Nearly three of every four Americans say they would pay five cents more for a gallon of petrol, 60% say the would pay as much as 25% more to deal with the potential problem -- but only if other nations address it as well. The concession is not much, though, since US petrol -- at around $1.50 a gallon -- costs far less than anywhere else in the west where $4 a gallon (American) in northern Europe is normal.
The renewables FACTOR
Also on the eve of Kyoto, the US Department of Energy (DOE) announced that US emissions will grow faster than previously believed. This will make it more difficult for the US to live up to Clinton's proposed cap of emissions of these gases at 1990 levels over the next 10-15 years. Economic growth will be slightly higher than expected. Consumption of electricity will also go up faster, as prices are lower than had been expected, according to the DOE, based on figures from the Energy Information Administration, an arm of the DOE.

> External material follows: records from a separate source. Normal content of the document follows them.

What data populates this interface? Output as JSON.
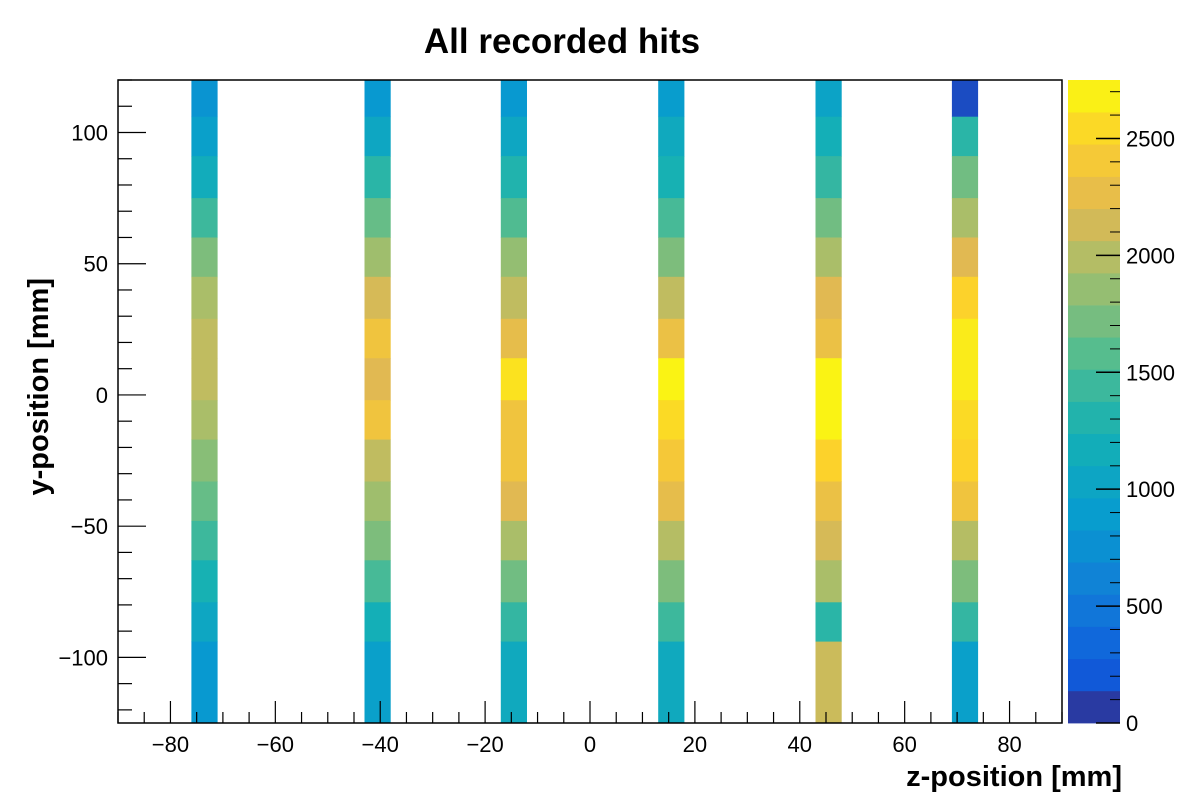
{
  "chart_data": {
    "type": "heatmap",
    "title": "All recorded hits",
    "xlabel": "z-position [mm]",
    "ylabel": "y-position [mm]",
    "xlim": [
      -90,
      90
    ],
    "ylim": [
      -125,
      120
    ],
    "xticks": [
      -80,
      -60,
      -40,
      -20,
      0,
      20,
      40,
      60,
      80
    ],
    "yticks": [
      -100,
      -50,
      0,
      50,
      100
    ],
    "xtick_labels": [
      "−80",
      "−60",
      "−40",
      "−20",
      "0",
      "20",
      "40",
      "60",
      "80"
    ],
    "ytick_labels": [
      "−100",
      "−50",
      "0",
      "50",
      "100"
    ],
    "colorbar": {
      "zlim": [
        0,
        2750
      ],
      "ticks": [
        0,
        500,
        1000,
        1500,
        2000,
        2500
      ],
      "tick_labels": [
        "0",
        "500",
        "1000",
        "1500",
        "2000",
        "2500"
      ]
    },
    "columns": [
      {
        "x_range": [
          -76,
          -71
        ],
        "values": [
          800,
          950,
          1150,
          1450,
          1750,
          1950,
          2050,
          2050,
          1950,
          1800,
          1650,
          1450,
          1250,
          1050,
          850
        ]
      },
      {
        "x_range": [
          -43,
          -38
        ],
        "values": [
          850,
          1050,
          1350,
          1650,
          1900,
          2150,
          2350,
          2200,
          2350,
          2050,
          1900,
          1750,
          1500,
          1200,
          950
        ]
      },
      {
        "x_range": [
          -17,
          -12
        ],
        "values": [
          850,
          1050,
          1300,
          1550,
          1850,
          2050,
          2250,
          2600,
          2350,
          2350,
          2200,
          1950,
          1700,
          1400,
          1100
        ]
      },
      {
        "x_range": [
          13,
          18
        ],
        "values": [
          900,
          1100,
          1250,
          1500,
          1750,
          2050,
          2300,
          2700,
          2550,
          2400,
          2250,
          2000,
          1750,
          1450,
          1100
        ]
      },
      {
        "x_range": [
          43,
          48
        ],
        "values": [
          1000,
          1200,
          1400,
          1700,
          1950,
          2200,
          2300,
          2700,
          2700,
          2500,
          2300,
          2150,
          1950,
          1350,
          2100
        ]
      },
      {
        "x_range": [
          69,
          74
        ],
        "values": [
          150,
          1350,
          1700,
          1950,
          2200,
          2500,
          2650,
          2650,
          2550,
          2500,
          2350,
          2000,
          1750,
          1400,
          950
        ]
      }
    ],
    "y_bin_edges": [
      -125,
      -94,
      -79,
      -63,
      -48,
      -33,
      -17,
      -2,
      14,
      29,
      45,
      60,
      75,
      91,
      106,
      120
    ],
    "grid": false,
    "legend": "none"
  }
}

It had been thought that carbon emissions would have to be cut by 28-30% for the US to reach 1990 levels in 2010. But now that needed cut looks more like 35%, says the DOE. In part the prediction is based on the fact that lower electricity prices will make it harder for renewables to gain a foothold in a deregulated electricity market. Thus emissions will increase more quickly.
Indeed it is being estimated that emissions will rise 45% in America because consumers will use 27% more energy in 2002 than they do today. The American Wind Energy Association (AWEA) immediately lamented what it called an alarming new forecast. "Much remains to be done to transform our current environmentally destructive patterns of energy production and consumption," said AWEA. "We must act soon to being a transition to clean energy sources such as wind."